Factory fires: Bangladesh’s recurring nightmare

Bangladesh, the second-largest garment exporter after China, has a long history of industrial disasters and abuses, including factory fires with workers trapped behind locked exits.

Lax enforcement of safety standards and unsafe working conditions in its factories makes fires a tragedy of the commons here, largely in the apparel sector which accounts for about 80% of the country’s exports.

Industrial safety in Bangladesh has repeatedly come under intense scrutiny following each disaster. Although public outcry followed each trauma and tragedy, working conditions in garment factories have remained largely unchanged.

Weeping family members of missing workers waiting anxiously to learn the fate of their loved ones has become a regular sight.

The authorities promised better safety standards after the collapse of the Rana Plaza building, which killed more than 1,100 workers and injured hundreds in 2013 in Bangladesh’s apparel industry’s biggest disaster.

The collapse led to better labour conditions and tougher safety rules. But many local industries failed to maintain safety compliance, leading to accidents each year.

Tragedies of past and present have often been attributed to safety lapses. Deadly fires have plagued Bangladeshi factories – namely apparel fires reached a five-year high in 2020 – showing bad days will not be over if the industry is allowed to return to past practices.

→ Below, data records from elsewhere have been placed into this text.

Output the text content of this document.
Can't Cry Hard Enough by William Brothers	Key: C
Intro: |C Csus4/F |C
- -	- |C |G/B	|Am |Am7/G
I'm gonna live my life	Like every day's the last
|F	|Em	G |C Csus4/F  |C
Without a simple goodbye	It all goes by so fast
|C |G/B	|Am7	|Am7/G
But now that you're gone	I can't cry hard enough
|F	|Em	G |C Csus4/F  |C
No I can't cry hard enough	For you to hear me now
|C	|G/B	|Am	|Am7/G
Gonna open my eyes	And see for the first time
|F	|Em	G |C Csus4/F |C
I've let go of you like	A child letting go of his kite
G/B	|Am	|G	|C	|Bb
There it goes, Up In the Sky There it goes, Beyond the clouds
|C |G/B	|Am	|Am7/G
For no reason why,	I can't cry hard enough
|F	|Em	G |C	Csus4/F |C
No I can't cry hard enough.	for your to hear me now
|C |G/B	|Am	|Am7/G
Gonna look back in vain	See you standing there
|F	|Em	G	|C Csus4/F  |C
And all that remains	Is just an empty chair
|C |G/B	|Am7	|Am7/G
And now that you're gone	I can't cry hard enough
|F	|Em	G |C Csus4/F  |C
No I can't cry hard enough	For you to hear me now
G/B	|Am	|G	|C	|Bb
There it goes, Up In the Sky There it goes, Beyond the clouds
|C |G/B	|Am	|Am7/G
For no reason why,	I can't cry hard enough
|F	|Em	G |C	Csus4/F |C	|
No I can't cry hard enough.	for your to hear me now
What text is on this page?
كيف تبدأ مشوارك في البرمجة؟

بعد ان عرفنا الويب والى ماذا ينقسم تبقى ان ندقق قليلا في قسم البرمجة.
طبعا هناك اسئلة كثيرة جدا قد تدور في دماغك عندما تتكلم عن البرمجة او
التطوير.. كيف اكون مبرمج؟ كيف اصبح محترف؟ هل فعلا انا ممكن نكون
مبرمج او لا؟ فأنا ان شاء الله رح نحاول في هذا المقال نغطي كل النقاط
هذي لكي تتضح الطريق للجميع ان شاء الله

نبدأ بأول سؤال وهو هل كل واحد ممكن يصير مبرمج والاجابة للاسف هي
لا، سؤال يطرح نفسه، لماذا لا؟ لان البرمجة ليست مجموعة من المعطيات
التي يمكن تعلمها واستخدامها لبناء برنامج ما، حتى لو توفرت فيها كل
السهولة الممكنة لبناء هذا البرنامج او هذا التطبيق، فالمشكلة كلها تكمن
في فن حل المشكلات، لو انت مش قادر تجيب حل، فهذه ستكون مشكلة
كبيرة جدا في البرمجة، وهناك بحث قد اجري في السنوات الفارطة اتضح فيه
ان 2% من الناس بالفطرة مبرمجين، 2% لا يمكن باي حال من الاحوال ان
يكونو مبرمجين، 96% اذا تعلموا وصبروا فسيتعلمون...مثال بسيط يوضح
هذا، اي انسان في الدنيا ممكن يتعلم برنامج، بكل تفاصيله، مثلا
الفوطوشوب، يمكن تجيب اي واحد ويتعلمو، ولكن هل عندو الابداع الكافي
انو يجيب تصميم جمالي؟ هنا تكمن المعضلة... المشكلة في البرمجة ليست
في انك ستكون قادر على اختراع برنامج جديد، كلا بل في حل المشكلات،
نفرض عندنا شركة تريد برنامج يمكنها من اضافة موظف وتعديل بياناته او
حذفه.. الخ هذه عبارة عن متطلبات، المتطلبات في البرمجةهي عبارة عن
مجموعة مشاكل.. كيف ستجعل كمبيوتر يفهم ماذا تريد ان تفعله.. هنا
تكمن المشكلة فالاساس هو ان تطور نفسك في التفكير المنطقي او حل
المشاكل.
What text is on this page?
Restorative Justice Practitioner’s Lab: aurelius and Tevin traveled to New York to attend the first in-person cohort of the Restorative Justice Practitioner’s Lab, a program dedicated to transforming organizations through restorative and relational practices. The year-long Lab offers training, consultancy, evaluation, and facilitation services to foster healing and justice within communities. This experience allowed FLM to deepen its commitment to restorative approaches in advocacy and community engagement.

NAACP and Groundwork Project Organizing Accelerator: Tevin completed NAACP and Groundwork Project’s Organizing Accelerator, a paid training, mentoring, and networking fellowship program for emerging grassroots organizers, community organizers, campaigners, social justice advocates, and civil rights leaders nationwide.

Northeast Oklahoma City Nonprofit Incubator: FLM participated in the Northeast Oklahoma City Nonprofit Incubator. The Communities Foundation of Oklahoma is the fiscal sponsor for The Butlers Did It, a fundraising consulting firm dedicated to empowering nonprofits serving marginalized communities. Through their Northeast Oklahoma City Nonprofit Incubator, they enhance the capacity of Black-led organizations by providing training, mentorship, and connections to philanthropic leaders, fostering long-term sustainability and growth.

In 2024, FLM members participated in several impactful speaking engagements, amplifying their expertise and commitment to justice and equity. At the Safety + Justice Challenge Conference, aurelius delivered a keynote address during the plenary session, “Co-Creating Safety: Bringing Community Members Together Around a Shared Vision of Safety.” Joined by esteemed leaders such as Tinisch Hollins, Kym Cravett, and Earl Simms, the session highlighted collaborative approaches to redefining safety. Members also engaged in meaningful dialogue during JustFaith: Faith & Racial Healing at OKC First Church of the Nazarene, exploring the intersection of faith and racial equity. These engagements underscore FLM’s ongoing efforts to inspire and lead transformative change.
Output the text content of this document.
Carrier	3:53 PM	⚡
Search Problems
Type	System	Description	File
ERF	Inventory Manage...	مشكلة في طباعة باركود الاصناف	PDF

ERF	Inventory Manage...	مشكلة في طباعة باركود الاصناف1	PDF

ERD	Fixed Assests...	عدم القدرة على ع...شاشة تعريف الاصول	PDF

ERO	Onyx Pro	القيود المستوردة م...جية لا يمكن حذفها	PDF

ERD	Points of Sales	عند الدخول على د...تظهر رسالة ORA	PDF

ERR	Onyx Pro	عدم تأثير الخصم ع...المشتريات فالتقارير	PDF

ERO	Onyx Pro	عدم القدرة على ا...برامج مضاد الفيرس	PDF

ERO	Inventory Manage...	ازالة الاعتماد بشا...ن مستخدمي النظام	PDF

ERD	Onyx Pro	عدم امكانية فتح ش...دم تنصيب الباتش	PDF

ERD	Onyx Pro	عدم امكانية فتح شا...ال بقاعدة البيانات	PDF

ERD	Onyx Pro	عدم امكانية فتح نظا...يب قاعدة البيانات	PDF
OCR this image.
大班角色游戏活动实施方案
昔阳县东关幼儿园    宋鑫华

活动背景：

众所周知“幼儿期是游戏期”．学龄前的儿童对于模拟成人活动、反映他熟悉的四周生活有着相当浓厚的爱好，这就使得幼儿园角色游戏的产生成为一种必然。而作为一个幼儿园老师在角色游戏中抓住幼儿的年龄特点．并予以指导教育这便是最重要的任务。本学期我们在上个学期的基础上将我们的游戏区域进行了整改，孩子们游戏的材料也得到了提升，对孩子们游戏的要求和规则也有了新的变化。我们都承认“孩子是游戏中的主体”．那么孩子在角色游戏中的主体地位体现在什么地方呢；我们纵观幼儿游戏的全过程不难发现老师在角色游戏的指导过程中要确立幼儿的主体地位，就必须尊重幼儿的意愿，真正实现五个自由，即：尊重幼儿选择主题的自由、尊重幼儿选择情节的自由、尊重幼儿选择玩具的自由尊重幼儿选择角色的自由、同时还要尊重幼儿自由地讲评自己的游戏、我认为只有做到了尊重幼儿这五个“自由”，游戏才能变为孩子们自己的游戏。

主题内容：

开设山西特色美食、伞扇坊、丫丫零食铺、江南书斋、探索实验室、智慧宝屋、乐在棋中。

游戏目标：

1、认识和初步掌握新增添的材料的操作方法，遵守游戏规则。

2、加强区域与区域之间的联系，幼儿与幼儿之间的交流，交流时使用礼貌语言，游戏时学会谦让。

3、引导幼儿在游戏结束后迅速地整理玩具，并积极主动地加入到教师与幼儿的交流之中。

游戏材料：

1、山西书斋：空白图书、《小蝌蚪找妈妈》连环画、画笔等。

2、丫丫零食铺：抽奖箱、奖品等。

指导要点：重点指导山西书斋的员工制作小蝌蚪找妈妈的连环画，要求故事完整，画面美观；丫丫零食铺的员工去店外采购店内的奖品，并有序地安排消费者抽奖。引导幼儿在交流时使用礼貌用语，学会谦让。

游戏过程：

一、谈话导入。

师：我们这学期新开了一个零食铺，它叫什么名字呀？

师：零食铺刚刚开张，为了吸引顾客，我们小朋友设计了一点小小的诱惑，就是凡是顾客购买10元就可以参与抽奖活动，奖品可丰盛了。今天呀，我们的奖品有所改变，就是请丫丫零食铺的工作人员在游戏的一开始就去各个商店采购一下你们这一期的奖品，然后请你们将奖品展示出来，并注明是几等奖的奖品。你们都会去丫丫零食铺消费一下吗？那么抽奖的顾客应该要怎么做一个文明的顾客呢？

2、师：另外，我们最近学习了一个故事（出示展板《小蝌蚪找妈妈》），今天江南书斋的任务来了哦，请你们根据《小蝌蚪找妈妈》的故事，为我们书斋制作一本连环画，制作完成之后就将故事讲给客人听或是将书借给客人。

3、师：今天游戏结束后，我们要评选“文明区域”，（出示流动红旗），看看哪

In 2020, the country saw 383 industrial fires; 273 of them occurred at apparel factories, according to the Bangladesh Fire Service and Civil Defence.

Between 2012 and 2019, there were more than 150 fires and other safety incidents connected to Bangladesh’s apparel industry, killing more than 1,300 people, and leaving 3,800-plus people injured, according to the Solidarity Center.

At least 2,000 workers and other staff died in at least 26 blazes in factories over the past two decades, according to the International Labor Organization.

The last five years saw 5,834 industrial fire incidents, which caused a financial loss of Tk250 crore. Dhaka division reported the highest industrial fires and Sylhet the lowest, according to the Bangladesh Fire Service and Civil Defence.

At least 52 people died in a fire Thursday at an industrial building in Narayanganj, the latest industrial disaster in the country.

In July 2019, six employees of a spinning mill in Gazipur were killed in a factory fire; and 13 in a boiler explosion in 2017 in the same area.

In January 2015, at least 13 people died in a plastics factory fire in Dhaka.

In 2016, a fire triggered by a boiler explosion at Tampaco Foils Ltd in Tongi killed at least 25 people. Also, a fire broke out in a sweater factory in Gazipur the same year, killing at least four workers.

A fire killed 117 people in 2012 as it raced through the Tazreen Fashions factory. The next January, eight workers died in a fire at Smart Export Garments; in May that year, eight more workers died as a fire swept through another garment factory in the capital.

In 2010, fire also killed 21 workers at Garib and Garib Garments and 26 at Ha-Meem Group’s sportswear factory.